Fung handles operations while Larocque heads up recipe development. Parachute’s rich style combines the dense smoothness of gelato with the high milk fat of ice cream, “taking the most decadent aspects of both,” as Fung puts it. You don’t have to search further than the shop’s first flavour, their signature lemon cream, to understand why this is a lucrative idea.
Taking inspiration from growler fills at local breweries—like Hoyne Brewing across the street—Parachute’s adorable glass jars for take-home pints are returnable for a discount on your next purchase. During development, Larocque and Fung had a look at the current ice cream styles on offer in Victoria, like the subtle flavours and sandwich program of Cold Comfort, and Kid Sister’s Latin American popsicles, and consciously avoided direct crossover, which is both smart business and right neighbourly. The packaging program is a big part of that. Fung reports that the jar-return program is a resounding success: “We get a mountain of jars returned daily—it’s very labour-intensive,” he says with a chuckle.

Victorian ice cream fans now have an enormous amount of choice. Both Parachute and Cold Comfort offer extensive and creative vegan options. Parachute works with McClintock’s Farm in the Comox Valley to produce water buffalo ice cream. “Really the only way to get a single-origin product is to go with non-cow milk. The water buffalo milk we use is free-range, from a single farm with a single farmer—Gerry,” says Fung. It’s also significantly lower in milk fat, so it’s easier on customers with light dairy sensitivities.
Victoria now has a legitimate ice cream culture to satisfy, augmenting our niche beer, cocktail, coffee, and donut scenes.
Both companies have expanded into wholesale recently, increasing availability but stretching their small kitchens to the limit.
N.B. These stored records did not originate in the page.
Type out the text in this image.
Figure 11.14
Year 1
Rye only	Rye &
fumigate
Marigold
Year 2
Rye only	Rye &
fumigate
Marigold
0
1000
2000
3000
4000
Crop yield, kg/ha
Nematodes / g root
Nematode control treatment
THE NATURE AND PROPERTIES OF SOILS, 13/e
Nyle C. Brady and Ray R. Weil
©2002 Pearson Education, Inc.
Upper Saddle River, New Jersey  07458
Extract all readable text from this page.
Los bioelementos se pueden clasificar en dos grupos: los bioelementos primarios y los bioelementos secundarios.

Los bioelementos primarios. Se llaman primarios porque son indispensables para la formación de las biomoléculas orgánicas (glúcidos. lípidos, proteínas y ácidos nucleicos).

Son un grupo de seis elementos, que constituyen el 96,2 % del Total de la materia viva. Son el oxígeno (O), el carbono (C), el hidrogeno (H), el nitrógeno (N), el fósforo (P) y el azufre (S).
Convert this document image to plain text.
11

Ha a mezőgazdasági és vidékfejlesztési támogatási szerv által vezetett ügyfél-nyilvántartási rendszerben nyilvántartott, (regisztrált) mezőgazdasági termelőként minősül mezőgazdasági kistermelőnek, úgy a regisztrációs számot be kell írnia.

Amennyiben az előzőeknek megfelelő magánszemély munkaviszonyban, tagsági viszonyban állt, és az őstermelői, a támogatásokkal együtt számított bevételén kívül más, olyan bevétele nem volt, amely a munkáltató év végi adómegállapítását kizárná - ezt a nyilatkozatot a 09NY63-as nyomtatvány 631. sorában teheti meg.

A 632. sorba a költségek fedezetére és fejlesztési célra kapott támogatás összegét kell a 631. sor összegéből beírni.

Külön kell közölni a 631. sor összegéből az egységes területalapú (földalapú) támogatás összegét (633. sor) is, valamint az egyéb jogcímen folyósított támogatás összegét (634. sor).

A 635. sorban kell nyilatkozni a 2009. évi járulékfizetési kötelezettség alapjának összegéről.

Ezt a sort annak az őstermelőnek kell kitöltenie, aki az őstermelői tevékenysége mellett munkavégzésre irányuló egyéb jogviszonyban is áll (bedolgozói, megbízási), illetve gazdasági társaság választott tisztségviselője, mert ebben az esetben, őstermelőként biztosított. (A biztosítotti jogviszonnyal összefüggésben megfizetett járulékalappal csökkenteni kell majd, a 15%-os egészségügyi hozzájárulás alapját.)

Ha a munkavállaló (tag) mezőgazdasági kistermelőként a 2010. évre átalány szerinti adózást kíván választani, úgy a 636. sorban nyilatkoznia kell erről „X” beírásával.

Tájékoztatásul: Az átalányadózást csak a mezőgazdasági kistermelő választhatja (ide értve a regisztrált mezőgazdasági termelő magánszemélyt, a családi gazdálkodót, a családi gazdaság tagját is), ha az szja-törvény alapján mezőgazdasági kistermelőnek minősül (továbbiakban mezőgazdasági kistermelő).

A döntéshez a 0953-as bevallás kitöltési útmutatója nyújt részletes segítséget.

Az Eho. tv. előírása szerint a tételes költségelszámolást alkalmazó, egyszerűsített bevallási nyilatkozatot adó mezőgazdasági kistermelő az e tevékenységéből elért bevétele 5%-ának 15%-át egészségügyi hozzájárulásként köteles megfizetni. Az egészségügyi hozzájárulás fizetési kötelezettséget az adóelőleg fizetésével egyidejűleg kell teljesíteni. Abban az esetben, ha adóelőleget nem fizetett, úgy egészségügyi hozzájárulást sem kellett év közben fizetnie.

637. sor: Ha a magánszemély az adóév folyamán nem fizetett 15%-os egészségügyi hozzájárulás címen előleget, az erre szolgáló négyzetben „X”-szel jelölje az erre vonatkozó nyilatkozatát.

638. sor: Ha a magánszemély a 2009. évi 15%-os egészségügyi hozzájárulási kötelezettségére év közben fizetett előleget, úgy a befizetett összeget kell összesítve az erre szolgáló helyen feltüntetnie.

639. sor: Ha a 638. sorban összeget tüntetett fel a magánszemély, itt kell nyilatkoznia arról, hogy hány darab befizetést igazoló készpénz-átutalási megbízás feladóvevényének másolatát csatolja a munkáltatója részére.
But Victoria now has a legitimate ice cream culture to satisfy, augmenting our niche beer, cocktail, coffee, and donut scenes. “I think a lot of success in business is luck—the cost of entry is to work hard and take a risk,” says Fung. “We’ve been lucky: the people in Victoria are kind and supportive of small business.”
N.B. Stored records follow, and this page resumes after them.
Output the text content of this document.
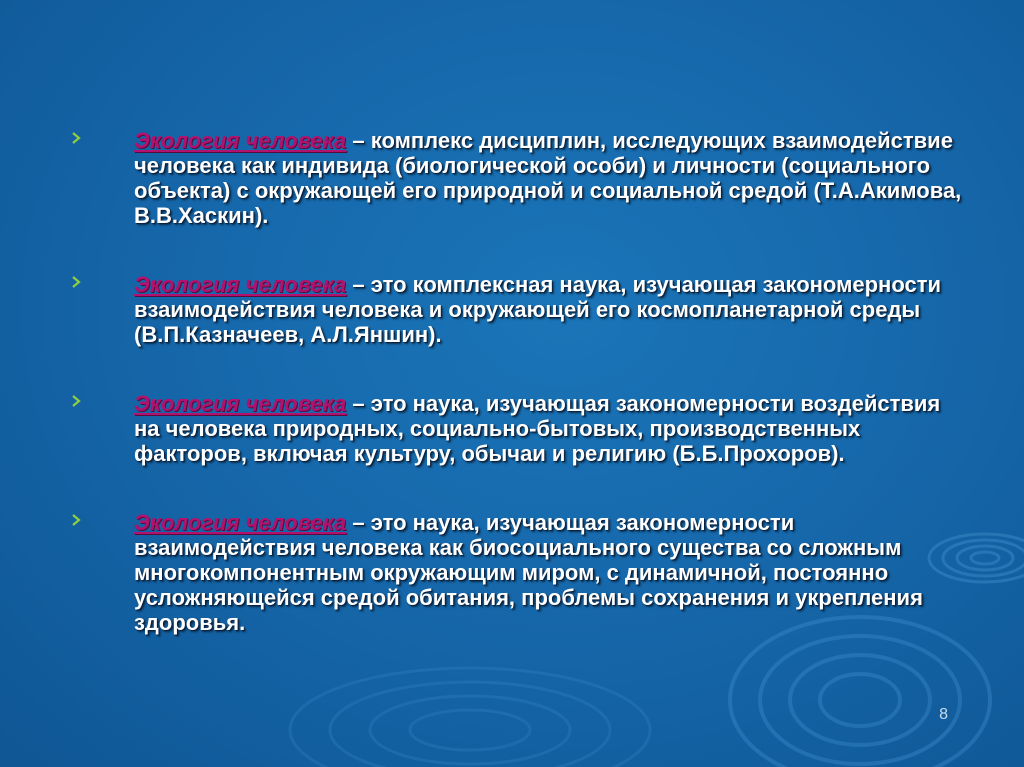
Экология человека – комплекс дисциплин, исследующих взаимодействие человека как индивида (биологической особи) и личности (социального объекта) с окружающей его природной и социальной средой (Т.А.Акимова, В.В.Хаскин).
Экология человека – это комплексная наука, изучающая закономерности взаимодействия человека и окружающей его космопланетарной среды (В.П.Казначеев, А.Л.Яншин).
Экология человека – это наука, изучающая закономерности воздействия на человека природных, социально-бытовых, производственных факторов, включая культуру, обычаи и религию (Б.Б.Прохоров).
Экология человека – это наука, изучающая закономерности взаимодействия человека как биосоциального существа со сложным многокомпонентным окружающим миром, с динамичной, постоянно усложняющейся средой обитания, проблемы сохранения и укрепления здоровья.
8
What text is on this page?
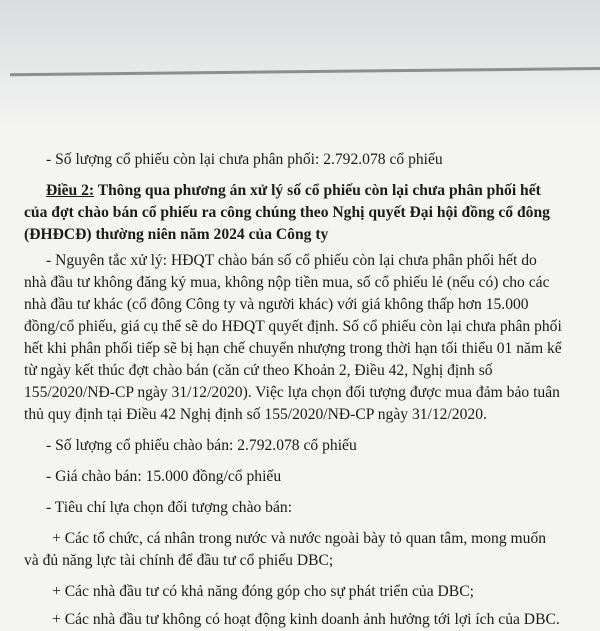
- Số lượng cổ phiếu còn lại chưa phân phối: 2.792.078 cổ phiếu
Điều 2: Thông qua phương án xử lý số cổ phiếu còn lại chưa phân phối hết
của đợt chào bán cổ phiếu ra công chúng theo Nghị quyết Đại hội đồng cổ đông
(ĐHĐCĐ) thường niên năm 2024 của Công ty
- Nguyên tắc xử lý: HĐQT chào bán số cổ phiếu còn lại chưa phân phối hết do
nhà đầu tư không đăng ký mua, không nộp tiền mua, số cổ phiếu lẻ (nếu có) cho các
nhà đầu tư khác (cổ đông Công ty và người khác) với giá không thấp hơn 15.000
đồng/cổ phiếu, giá cụ thể sẽ do HĐQT quyết định. Số cổ phiếu còn lại chưa phân phối
hết khi phân phối tiếp sẽ bị hạn chế chuyển nhượng trong thời hạn tối thiểu 01 năm kể
từ ngày kết thúc đợt chào bán (căn cứ theo Khoản 2, Điều 42, Nghị định số
155/2020/NĐ-CP ngày 31/12/2020). Việc lựa chọn đối tượng được mua đảm bảo tuân
thủ quy định tại Điều 42 Nghị định số 155/2020/NĐ-CP ngày 31/12/2020.
- Số lượng cổ phiếu chào bán: 2.792.078 cổ phiếu
- Giá chào bán: 15.000 đồng/cổ phiếu
- Tiêu chí lựa chọn đối tượng chào bán:
+ Các tổ chức, cá nhân trong nước và nước ngoài bày tỏ quan tâm, mong muốn
và đủ năng lực tài chính để đầu tư cổ phiếu DBC;
+ Các nhà đầu tư có khả năng đóng góp cho sự phát triển của DBC;
+ Các nhà đầu tư không có hoạt động kinh doanh ảnh hưởng tới lợi ích của DBC.
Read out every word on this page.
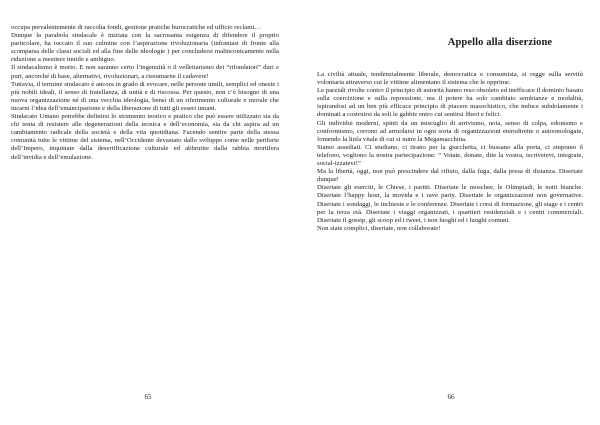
occupa prevalentemente di raccolta fondi, gestione pratiche burocratiche ed ufficio reclami…

Dunque la parabola sindacale è iniziata con la sacrosanta esigenza di difendere il proprio particolare, ha toccato il suo culmine con l’aspirazione rivoluzionaria (infrantasi di fronte alla scomparsa delle classi sociali ed alla fine delle ideologie ) per concludersi malinconicamente nella riduzione a mestiere inutile e ambiguo.

Il sindacalismo è morto. E non saranno certo l’ingenuità o il velleitarismo dei “rifondatori” duri e puri, ancorché di base, alternativi, rivoluzionari, a riesumarne il cadavere!

Tuttavia, il termine sindacato è ancora in grado di evocare, nelle persone umili, semplici ed oneste i più nobili ideali, il senso di fratellanza, di unità e di riscossa. Per questo, non c’è bisogno di una nuova organizzazione né di una vecchia ideologia, bensì di un riferimento culturale e morale che incarni l’idea dell’emancipazione e della liberazione di tutti gli esseri umani.

Sindacato Umano potrebbe definirsi lo strumento teorico e pratico che può essere utilizzato sia da chi tenta di resistere alle degenerazioni della tecnica e dell’economia, sia da chi aspira ad un cambiamento radicale della società e della vita quotidiana. Facendo sentire parte della stessa comunità tutte le vittime del sistema, nell’Occidente devastato dallo sviluppo come nelle periferie dell’Impero, inquinate dalla desertificazione culturale ed abbrutite dalla rabbia mortifera dell’invidia e dell’emulazione.

65
Appello alla diserzione

La civiltà attuale, tendenzialmente liberale, democratica e consumista, si regge sulla servitù volontaria attraverso cui le vittime alimentano il sistema che le opprime.

Le parziali rivolte contro il principio di autorità hanno reso obsoleto ed inefficace il dominio basato sulla coercizione e sulla repressione, ma il potere ha solo cambiato sembianze e modalità, ispirandosi ad un ben più efficace principio di piacere masochistico, che induce subdolamente i dominati a costruirsi da soli le gabbie entro cui sentirsi liberi e felici.

Gli individui moderni, spinti da un miscuglio di arrivismo, noia, senso di colpa, edonismo e conformismo, corrono ad arruolarsi in ogni sorta di organizzazioni eterodirette o autoomologate, fomendo la linfa vitale di cui si nutre la Megamacchina.

Siamo assediati. Ci studiano, ci tirano per la giacchetta, ci bussano alla porta, ci stuprano il telefono, vogliono la nostra partecipazione: “ Votate, donate, dite la vostra, iscrivetevi, integrate, social-izzatevi!”

Ma la libertà, oggi, non può prescindere dal rifiuto, dalla fuga, dalla presa di distanza. Disertate dunque!

Disertate gli eserciti, le Chiese, i partiti. Disertate le moschee, le Olimpiadi, le notti bianche. Disertate l’happy hour, la movida e i rave party. Disertate le organizzazioni non governative. Disertate i sondaggi, le inchieste e le conferenze. Disertate i corsi di formazione, gli stage e i centri per la terza età. Disertate i viaggi organizzati, i quartieri residenziali e i centri commerciali. Disertate il gossip, gli scoop ed i tweet, i non luoghi ed i luoghi comuni.

Non siate complici, disertate, non collaborate!

66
It’s clear from the popularity of Cold Comfort and Parachute that creativity is also high on the list of ingredients for success. Parachute recently featured a lineup of Taylor Swift–inspired flavours, like Lavender Haze, Midnights, and Enchanted. And August is “cocktail month” at Cold Comfort, boasting piña colada pies, gin & tonic ice cream (with local Sheringham gin and Rootside tonic), and Manhattan sundaes, with bourbon ice cream, vermouth sauce, and aromatic bitters. Great-Grandmother Laurè would undoubtedly be proud.